Это крепкая бодрость: зима, крестьянин, торжествуя.
Это романтическая любовь: свеча, слезы, гусиное перо.



    НА ПОСТУ. Белинский




Слава Белинского носит несколько мрачный, тиранический оттенок. Его
назначили в соавторы к классикам. Жандарм от словесности, Белинский
поставлен следить за русскими писателями -- чтобы те не слишком высовывались
за границу критического реализма.
Конечно, сам критик в своей посмертной судьбе не виновен. Белинский
всего лишь хотел добиться от литературы ответа на вечный вопрос эстетики:
почему одна книжка лучше другой?
Как и все критики, он в этом не преуспел. Но в ходе поисков создал
целую критическую эпопею, составляющую тринадцать томов его полного собрания
сочинений. Добросовестный комментатор эпохи, Белинский 15 лет сопровождал
литературный процесс России. Он не писал книг, только статьи. Белинский
исключительно журнальный автор, чьи писания широким критическим потоком
омывают фундамент нашей словесности. Сейчас трудно представить себе эпоху, в
которой "Нос" или "Герой нашего времени" -- злободневные литературные
новости. Белинский, современник Золотого века, оказался в уникальном и
непростом положении. Изобилие шедевров требовало огромного мужества, чтобы
эти шедевры признать.
Последующие поколения критиков не могли избавиться от деспотической
власти классических образцов -- тени Пушкина или Гоголя всегда стоят за
спиной.
При Белинском же наша хрестоматия только открывалась. И он вмешивался в
этот живой процесс без излишнего трепета, с необходимой трезвостью и
отвагой. Большим достижением Белинского была как раз та самая знаменитая
неистовость, с которой он расправлялся с предшествующей литературой. Ведь и
в его время уже была академическая традиция, заставлявшая гимназистов учить
наизусть Ломоносова и Хераскова.
"Футурист" Белинский дебютировал отчаянным хулиганским заявлением: "У
нас нет литературы!" Это означало, что великая русская словесность должна
начинаться с его современников -- с Пушкина и Гоголя. Смелость Белинского
была немедленно вознаграждена популярностью. Властителем дум он стал с
первых напечатанных строчек -- со статьи "Литературные мечтания".

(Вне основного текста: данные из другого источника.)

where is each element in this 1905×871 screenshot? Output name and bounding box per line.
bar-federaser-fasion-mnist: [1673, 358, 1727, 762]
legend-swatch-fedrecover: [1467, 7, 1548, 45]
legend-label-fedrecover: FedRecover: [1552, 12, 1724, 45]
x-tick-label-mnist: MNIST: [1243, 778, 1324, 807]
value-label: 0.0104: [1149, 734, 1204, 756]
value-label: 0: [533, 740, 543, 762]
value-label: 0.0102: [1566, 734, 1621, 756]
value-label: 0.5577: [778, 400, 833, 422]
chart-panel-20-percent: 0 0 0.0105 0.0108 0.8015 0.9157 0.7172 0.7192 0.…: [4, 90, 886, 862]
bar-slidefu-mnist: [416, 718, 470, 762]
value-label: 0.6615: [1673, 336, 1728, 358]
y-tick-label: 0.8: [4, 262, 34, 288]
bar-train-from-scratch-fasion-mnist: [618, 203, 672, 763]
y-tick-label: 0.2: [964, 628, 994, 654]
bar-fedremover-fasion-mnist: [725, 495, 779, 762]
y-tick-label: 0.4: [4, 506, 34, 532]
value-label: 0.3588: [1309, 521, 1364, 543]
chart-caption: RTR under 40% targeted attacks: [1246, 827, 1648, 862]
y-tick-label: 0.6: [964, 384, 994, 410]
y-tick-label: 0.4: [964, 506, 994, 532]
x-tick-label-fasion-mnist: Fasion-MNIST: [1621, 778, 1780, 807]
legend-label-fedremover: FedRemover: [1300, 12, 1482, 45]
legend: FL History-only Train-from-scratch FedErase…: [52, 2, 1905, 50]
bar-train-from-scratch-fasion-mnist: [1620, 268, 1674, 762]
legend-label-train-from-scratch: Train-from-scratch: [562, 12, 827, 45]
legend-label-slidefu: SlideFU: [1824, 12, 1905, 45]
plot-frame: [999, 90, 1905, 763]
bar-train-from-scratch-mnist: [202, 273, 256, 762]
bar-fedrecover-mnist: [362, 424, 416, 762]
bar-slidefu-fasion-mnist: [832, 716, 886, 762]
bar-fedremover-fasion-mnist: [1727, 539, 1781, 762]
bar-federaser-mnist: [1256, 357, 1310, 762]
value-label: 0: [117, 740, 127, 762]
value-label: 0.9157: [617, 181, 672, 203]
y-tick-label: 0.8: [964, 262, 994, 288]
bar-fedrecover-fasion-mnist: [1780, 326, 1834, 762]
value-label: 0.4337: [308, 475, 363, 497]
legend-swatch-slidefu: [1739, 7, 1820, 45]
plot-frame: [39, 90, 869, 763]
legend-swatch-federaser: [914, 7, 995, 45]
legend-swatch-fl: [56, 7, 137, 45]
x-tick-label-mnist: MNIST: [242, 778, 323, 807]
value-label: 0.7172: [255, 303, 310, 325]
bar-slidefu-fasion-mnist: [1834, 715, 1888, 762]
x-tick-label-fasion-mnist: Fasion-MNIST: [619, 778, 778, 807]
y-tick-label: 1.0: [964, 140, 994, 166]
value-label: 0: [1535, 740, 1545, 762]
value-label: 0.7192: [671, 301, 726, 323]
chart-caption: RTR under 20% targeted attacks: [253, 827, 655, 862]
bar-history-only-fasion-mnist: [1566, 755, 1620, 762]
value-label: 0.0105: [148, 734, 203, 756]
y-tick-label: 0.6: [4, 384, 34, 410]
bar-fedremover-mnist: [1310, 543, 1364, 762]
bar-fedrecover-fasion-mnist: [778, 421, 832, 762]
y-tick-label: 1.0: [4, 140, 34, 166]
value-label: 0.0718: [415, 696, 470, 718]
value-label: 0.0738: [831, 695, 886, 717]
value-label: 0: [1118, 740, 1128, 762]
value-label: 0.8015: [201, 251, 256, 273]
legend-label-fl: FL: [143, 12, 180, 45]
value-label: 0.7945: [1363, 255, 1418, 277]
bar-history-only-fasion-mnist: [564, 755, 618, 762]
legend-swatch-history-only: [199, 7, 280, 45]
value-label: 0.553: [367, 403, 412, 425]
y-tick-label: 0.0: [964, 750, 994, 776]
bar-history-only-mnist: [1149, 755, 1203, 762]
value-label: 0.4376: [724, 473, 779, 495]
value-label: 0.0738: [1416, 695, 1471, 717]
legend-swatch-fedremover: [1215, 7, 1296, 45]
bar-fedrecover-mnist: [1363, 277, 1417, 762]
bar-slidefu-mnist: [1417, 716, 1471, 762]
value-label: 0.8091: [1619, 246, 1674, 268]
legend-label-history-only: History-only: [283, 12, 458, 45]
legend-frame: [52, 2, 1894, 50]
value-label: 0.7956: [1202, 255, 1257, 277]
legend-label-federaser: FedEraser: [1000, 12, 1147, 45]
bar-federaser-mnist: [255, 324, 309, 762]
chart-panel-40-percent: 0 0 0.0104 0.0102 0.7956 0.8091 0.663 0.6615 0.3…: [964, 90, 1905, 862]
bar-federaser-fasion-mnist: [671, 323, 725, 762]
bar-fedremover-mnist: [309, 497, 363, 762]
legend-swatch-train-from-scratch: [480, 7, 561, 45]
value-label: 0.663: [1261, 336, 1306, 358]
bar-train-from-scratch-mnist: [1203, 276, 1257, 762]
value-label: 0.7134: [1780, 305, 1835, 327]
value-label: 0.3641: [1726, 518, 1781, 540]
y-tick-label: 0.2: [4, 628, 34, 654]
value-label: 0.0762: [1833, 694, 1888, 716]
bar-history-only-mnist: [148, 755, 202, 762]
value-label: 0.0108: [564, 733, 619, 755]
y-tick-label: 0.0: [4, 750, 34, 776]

Вообще-то, Белинский скорее журналист, нежели критик. Не связанный с
официальной ученостью (он не закончил даже первого курса университета),
Белинский ворвался в литературный процесс с пылом относительного невежества.
На него не давил авторитет науки, он не стеснялся ни своего легкомыслия, ни
своей категоричности. Педантизм он заменял остроумием, эстетическую систему
-- темпераментом, литературоведческий анализ -- журнализмом.
Главным орудием Белинского был его стиль -- слегка циничный, чуть
сенсационный, весьма фамильярный и обязательно приправленный сарказмом и
иронией. Такие характеристики разительно противоречат сложившемуся
впоследствии облику угрюмого революционного демократа, но именно легкость
изложения и принесла Белинскому любовь читателей, к которым относился и
Пушкин, отметивший "независимость мнений и остроумие" молодого критика.
Жанр критического фельетона Белинский разработал и довел до такого
совершенства, что он навсегда остался главным в русской журнальной жизни.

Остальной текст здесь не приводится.